Dans le groupe, on est tous des jazzmen, et on en a l’attitude. Mais on ne joue pas uniquement pour les aficionados. Notre musique est à destination de tous! D’ailleurs, parmi le public, on entend souvent cette remarque : « Je n’aime pas le jazz, mais avec vous, ça va! ». J’avoue que ça me plaît… Bien sûr, il y aura toujours des sophistications dans les harmonies ou les rythmes. Mais c’est vrai, quand la mélodie est claire, sincère et directe, ça passe bien! Les auditeurs peuvent alors digérer plus facilement ce que l’on fait, bien qu’on les titille régulièrement. Trano, le premier morceau de l’album, est un bon exemple : une base simple et des accords un peu pop, le tout relevé de solos et d’un jeu interactif qui rendent la chose plus complexe, plus virtuose. Mais toujours légère!

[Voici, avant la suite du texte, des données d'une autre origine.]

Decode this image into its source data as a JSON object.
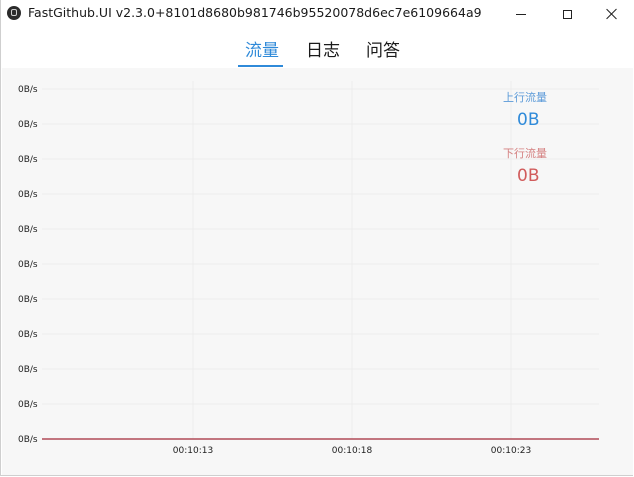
{
  "window": {
    "title": "FastGithub.UI v2.3.0+8101d8680b981746b95520078d6ec7e6109664a9",
    "icon": "github-icon",
    "controls": {
      "minimize": "minimize-icon",
      "maximize": "maximize-icon",
      "close": "close-icon"
    }
  },
  "tabs": [
    {
      "label": "流量",
      "active": true
    },
    {
      "label": "日志",
      "active": false
    },
    {
      "label": "问答",
      "active": false
    }
  ],
  "legend": {
    "upload_label": "上行流量",
    "upload_value": "0B",
    "download_label": "下行流量",
    "download_value": "0B"
  },
  "colors": {
    "accent": "#2f8ad9",
    "upload": "#2f8ad9",
    "download": "#d15c5c",
    "panel_bg": "#f7f7f7"
  },
  "chart_data": {
    "type": "line",
    "title": "",
    "xlabel": "",
    "ylabel": "",
    "y_tick_labels": [
      "0B/s",
      "0B/s",
      "0B/s",
      "0B/s",
      "0B/s",
      "0B/s",
      "0B/s",
      "0B/s",
      "0B/s",
      "0B/s",
      "0B/s"
    ],
    "x_tick_labels": [
      "00:10:13",
      "00:10:18",
      "00:10:23"
    ],
    "grid": true,
    "legend_position": "top-right",
    "series": [
      {
        "name": "上行流量",
        "color": "#2f8ad9",
        "values": [
          0,
          0,
          0
        ]
      },
      {
        "name": "下行流量",
        "color": "#d15c5c",
        "values": [
          0,
          0,
          0
        ]
      }
    ]
  }
}
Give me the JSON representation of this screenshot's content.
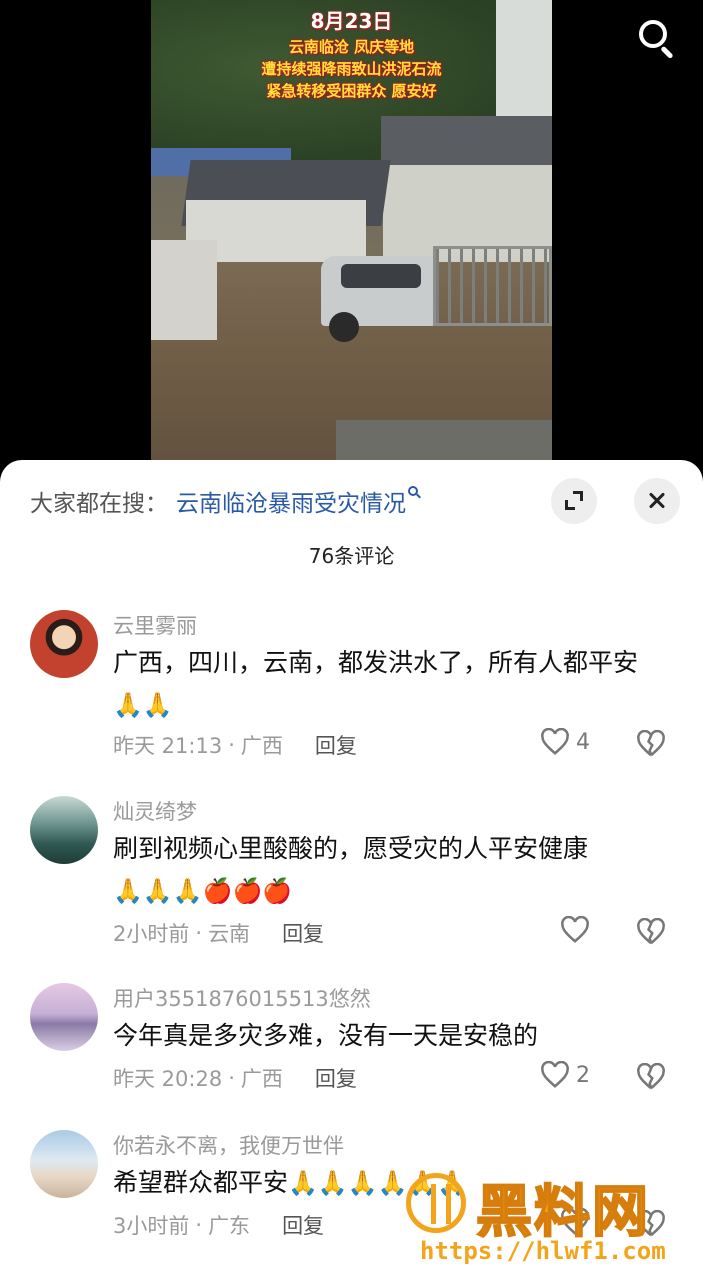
{
  "video": {
    "caption_date": "8月23日",
    "caption_lines": [
      "云南临沧 凤庆等地",
      "遭持续强降雨致山洪泥石流",
      "紧急转移受困群众 愿安好"
    ]
  },
  "top_bar": {
    "search_icon": "search-icon"
  },
  "hot_search": {
    "prefix": "大家都在搜：",
    "keyword": "云南临沧暴雨受灾情况",
    "icons": {
      "keyword": "search-small-icon",
      "expand": "expand-icon",
      "close": "close-icon"
    }
  },
  "comments_count": "76条评论",
  "comments": [
    {
      "user": "云里雾丽",
      "text": "广西，四川，云南，都发洪水了，所有人都平安",
      "emoji": "🙏🙏",
      "time": "昨天 21:13",
      "location": "广西",
      "reply": "回复",
      "likes": "4",
      "avatar_color": "#c2422e"
    },
    {
      "user": "灿灵绮梦",
      "text": "刷到视频心里酸酸的，愿受灾的人平安健康",
      "emoji": "🙏🙏🙏🍎🍎🍎",
      "time": "2小时前",
      "location": "云南",
      "reply": "回复",
      "likes": "",
      "avatar_color": "#3d6a63"
    },
    {
      "user": "用户3551876015513悠然",
      "text": "今年真是多灾多难，没有一天是安稳的",
      "emoji": "",
      "time": "昨天 20:28",
      "location": "广西",
      "reply": "回复",
      "likes": "2",
      "avatar_color": "#b7a7c8"
    },
    {
      "user": "你若永不离，我便万世伴",
      "text": "希望群众都平安",
      "emoji": "🙏🙏🙏🙏🙏🙏",
      "time": "3小时前",
      "location": "广东",
      "reply": "回复",
      "likes": "",
      "avatar_color": "#8fb7d6"
    }
  ],
  "watermark": {
    "brand": "黑料网",
    "url": "https://hlwf1.com"
  },
  "colors": {
    "link": "#2a5aa3",
    "meta": "#9a9a9a",
    "caption_yellow": "#ffe23a",
    "watermark": "#f3a41b"
  }
}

On entend souvent cette remarque : « Je n’aime pas le jazz, mais avec vous, ça va! »
Cette liberté vous caractérise-t-elle bien ?
On est tous un peu multiple et musicalement, on a joué dans plein de contextes différents. C’est ce qui nourrit notre travail commun, et ce qui fait qu’une fois ensemble, on essaye des choses sans s’interdire de prendre telle ou telle direction. Oui, on est catégorisé « jazz » et on joue dans des lieux dédiés. Mais on a toujours cette volonté d’apporter toutes les influences qui nous habitent depuis notre enfance. On peut alors dire que ce quartette, c’est une sorte de gros laboratoire!
Est-ce votre album le plus abouti ?
Le dernier disque est toujours le plus abouti (il rit). Mais c’est vrai que sur celui-ci, on s’est lâchés encore plus. Il est plus instinctif, moins « casse-tête », et surtout, plus cohérent.
En live, vous promettez de « troubler les frontières entre le public et les musiciens« . À quoi doit-on s’attendre ?
Ça nous plairait de jouer dans des lieux où la frontière entre acteur et spectateur n’existerait plus. C’est rarement le cas, malheureusement… À défaut, on va parler d’attitude, de cette connexion recherchée avec le public, de cette énergie que l’on veut partager avant, pendant et après le concert. Il ne faut pas oublier que la musique, c’est un échange. On espère que celle que l’on propose avec HOMES, plus dansante et tournée vers l’autre, va donner envie aux gens de se lever, de bouger. Qu’ils n’hésitent pas : ce sont ces moments-là qui vous font prendre conscience pourquoi vous êtes devenu musicien.
HOMES, d’Arthur Possing Quartet.
Sortie vendredi.
En concert dimanche à 20 h
au festival Like a Jazz Machine
de Dudelange.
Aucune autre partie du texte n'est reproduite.